Coming Out

Shortly after National Coming Out Day, I read an article encouraging strait people not to ignore the day as not relevant to them and use the opportunity to stand up for LGBTQ rights. Unfortunately, the day had already passed. Furthermore, I was too cowardly to have taken the advice anyway. With my family, I felt it wasn’t worth the risk. Today I decided to change that, and I’m not waiting until next year to do it.

My entire childhood I was lied to. I was told that homosexuals (which was not the term used) were terrible people. I believed this lie until high school. One day in middle school, I told a friend of mine (what I thought at the time was) a funny story about a gay bashing. He didn’t think it was funny, but he didn’t say much about it and I was puzzled at why he didn’t laugh. Now I know why; I’m still ashamed.

Once I was in high school, I actually found out some of my friends were gay. As I already knew they were good people, the lie fell apart. I’ve got friends, associates, and relations across the entire LGBTQ spectrum. So when my father said he was “in favor of a little gay bashing,” but thought the Orlando nightclub shooting was “a little much.” it made me sick. Who’s really the terrible person here?

I haven’t worked up the nerve to ask him if he really believes that it’d be acceptable for his grand-niece to be brutally beaten just because she happens to like girls, so long as she’s not actually killed. I hope not, but at this point, none of his bigotry surprises me anymore.

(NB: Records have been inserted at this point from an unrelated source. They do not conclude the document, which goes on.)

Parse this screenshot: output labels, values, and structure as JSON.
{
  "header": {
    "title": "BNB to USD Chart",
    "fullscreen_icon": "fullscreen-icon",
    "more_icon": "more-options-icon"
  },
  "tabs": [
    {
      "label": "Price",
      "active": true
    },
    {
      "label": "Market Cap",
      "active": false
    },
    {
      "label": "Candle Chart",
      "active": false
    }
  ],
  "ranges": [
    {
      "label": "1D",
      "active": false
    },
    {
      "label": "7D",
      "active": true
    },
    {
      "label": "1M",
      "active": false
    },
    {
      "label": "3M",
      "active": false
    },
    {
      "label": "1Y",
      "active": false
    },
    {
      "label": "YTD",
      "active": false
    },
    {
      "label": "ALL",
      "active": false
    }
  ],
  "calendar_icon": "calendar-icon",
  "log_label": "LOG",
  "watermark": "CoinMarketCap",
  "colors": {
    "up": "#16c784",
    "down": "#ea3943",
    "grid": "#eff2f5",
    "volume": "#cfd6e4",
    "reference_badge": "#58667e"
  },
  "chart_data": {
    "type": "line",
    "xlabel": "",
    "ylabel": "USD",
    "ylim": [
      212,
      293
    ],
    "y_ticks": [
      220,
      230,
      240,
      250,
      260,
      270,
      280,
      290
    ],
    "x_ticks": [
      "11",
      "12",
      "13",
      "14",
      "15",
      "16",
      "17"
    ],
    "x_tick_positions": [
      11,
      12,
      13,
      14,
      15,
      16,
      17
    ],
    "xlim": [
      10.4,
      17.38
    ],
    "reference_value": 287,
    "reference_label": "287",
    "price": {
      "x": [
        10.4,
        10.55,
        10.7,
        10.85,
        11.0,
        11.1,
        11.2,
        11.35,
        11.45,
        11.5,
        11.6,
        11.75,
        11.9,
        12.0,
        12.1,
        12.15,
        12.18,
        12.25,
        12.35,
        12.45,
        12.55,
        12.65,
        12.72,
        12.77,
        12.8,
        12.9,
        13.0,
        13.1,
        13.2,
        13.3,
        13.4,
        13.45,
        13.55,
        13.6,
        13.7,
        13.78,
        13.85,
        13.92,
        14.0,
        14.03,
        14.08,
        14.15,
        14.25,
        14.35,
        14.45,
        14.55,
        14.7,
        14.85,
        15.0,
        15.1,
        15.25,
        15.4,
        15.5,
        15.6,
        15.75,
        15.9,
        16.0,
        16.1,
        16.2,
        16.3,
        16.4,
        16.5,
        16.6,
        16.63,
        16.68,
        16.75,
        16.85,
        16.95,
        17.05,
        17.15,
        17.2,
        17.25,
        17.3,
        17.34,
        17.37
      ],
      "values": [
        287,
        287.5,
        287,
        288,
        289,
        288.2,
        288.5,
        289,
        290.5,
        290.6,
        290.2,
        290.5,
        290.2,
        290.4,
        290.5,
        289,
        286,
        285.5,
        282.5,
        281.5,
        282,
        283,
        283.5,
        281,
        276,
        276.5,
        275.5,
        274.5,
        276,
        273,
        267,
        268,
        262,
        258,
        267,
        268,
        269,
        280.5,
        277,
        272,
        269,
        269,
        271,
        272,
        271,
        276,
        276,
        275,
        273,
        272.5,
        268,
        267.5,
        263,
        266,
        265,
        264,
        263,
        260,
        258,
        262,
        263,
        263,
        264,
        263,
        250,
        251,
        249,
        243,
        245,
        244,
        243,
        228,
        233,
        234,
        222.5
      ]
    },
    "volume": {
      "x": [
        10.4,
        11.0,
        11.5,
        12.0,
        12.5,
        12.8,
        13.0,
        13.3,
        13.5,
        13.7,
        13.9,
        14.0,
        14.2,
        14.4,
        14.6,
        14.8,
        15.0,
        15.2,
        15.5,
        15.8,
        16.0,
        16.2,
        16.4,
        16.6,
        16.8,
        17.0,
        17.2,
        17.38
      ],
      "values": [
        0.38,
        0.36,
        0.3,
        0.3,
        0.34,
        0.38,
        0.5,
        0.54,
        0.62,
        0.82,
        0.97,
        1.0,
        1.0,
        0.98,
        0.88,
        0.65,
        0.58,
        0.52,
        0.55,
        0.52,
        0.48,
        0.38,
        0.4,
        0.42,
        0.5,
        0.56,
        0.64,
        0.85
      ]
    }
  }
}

I’m a gynecophilic cis-male with atypical gender expression. Anyone who knows me knows that I grow my hair and fingernails longer than is usually considered masculine. I’m effeminate enough that when I was younger I got mistaken for a female fairly often. (Today, I’d probably have to shave.) At first this annoyed me; but as I grew to accept myself, I eventually stopped correcting people.

I’m not trans: I’ve never experienced any gender dysphoria or seriously considered transitioning. But it is something I’ve thought about. It’s because of this contemplation that I identify as (mostly) gynecophilic rather than heterosexual. My attraction remains towards females even when I imagine myself as one. I say mostly because I’d be lying if I said there hadn’t been a few guys that caught my eye.

But I’m not sure anybody really knows me. A few people have seen me in a dress or pig-tails, but for the most part, I say firmly in the closet. When I find a dress or skirt I like, I sigh wistfully and put it out of my mind. “You’d get disowned,” I tell myself. Maybe I show a female friend who I think’ll appreciate it, but mostly they don’t (perhaps my taste is terrible).

So, if you’ve ever wondered about the Q in LGBTQ; wondered who that might be. That’s me; I am queer.